W.K.: Im Triathlon sind die Potentiale für Frauen riesig. Es ist ein Sport, in dem Frauen und Männer die gleichen Distanzen und eine ähnlich große öffentliche Aufmerksamkeit haben. Frauen können genauso erfolgreich sein wie Männer. Daher haben Frauen auch schon in der Vergangenheit eine nicht ganz unwichtige Rolle im Triathlon gespielt. In den letzten Monaten hat sich das sicher durch allgemeine gesellschaftliche Veränderungen und durch die Arbeit der PTO verstärkt. Bei Erdinger spielten Athletinnen schon früh eine große Rolle im Sponsoring.

Frage:
Wenn Du in die Zukunft blickst – was möchtest Du in fünf Jahren über den Triathlon-Sport sagen wollen?

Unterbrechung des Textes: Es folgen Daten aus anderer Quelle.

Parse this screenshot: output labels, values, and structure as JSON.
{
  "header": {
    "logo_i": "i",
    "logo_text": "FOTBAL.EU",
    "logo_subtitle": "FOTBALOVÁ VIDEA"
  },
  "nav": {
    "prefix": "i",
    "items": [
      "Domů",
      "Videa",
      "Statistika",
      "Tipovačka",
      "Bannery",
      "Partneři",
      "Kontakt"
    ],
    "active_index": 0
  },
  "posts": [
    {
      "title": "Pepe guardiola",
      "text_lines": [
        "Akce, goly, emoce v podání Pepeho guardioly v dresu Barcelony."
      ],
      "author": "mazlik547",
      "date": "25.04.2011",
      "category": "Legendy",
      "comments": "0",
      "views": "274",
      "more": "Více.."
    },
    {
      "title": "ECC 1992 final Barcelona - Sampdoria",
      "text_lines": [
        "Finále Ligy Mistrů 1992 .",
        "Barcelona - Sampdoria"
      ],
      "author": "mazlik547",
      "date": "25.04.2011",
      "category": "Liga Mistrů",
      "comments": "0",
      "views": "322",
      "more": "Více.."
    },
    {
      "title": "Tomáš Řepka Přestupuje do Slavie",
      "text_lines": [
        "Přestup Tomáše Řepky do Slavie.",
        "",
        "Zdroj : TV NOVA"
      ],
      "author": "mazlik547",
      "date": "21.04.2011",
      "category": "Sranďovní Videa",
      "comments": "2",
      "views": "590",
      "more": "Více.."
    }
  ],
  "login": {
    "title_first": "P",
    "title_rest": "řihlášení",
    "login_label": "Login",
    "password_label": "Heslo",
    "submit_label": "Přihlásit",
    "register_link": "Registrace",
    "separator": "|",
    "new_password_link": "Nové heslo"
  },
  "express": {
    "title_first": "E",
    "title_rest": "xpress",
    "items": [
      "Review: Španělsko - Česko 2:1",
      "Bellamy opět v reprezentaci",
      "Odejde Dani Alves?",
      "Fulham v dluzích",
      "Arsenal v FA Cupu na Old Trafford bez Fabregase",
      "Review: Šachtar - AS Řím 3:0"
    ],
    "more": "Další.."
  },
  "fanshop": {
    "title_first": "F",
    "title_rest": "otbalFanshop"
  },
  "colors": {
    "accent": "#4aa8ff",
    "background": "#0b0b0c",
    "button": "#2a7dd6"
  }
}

W.K.: Das ist schwer zu sagen. Ich hoffe sehr, dass die wichtigsten Rennen wie Hawaii und Roth bestehen bleiben und dass die Visionen der PTO weiter umgesetzt werden. Selbstverständlich möchte ich auch sagen können, dass die deutschen Athletinnen und Athleten großartige Erfolge feiern. Denn sie befeuern die Leistungsentwicklung. Nachwuchssportlerinnen und Nachwuchssportler schauen auf, haben Vorbilder und wollen mindestens so gut werden. Und wenn die Top-Athletinnen und -Athleten Erfolge feiern, intensivieren Unternehmen ihr Engagement. Darüber hinaus wünsche ich mir, dass sich der Sport weiterentwickelt und in fünf Jahren noch genauso viele Menschen, Jung wie Alt, begeistert und für Fairness, Respekt und Zusammenhalt steht. Im Allgemeinen würde ich mir wünschen, dass mehr Menschen Sport treiben und aktiv sind.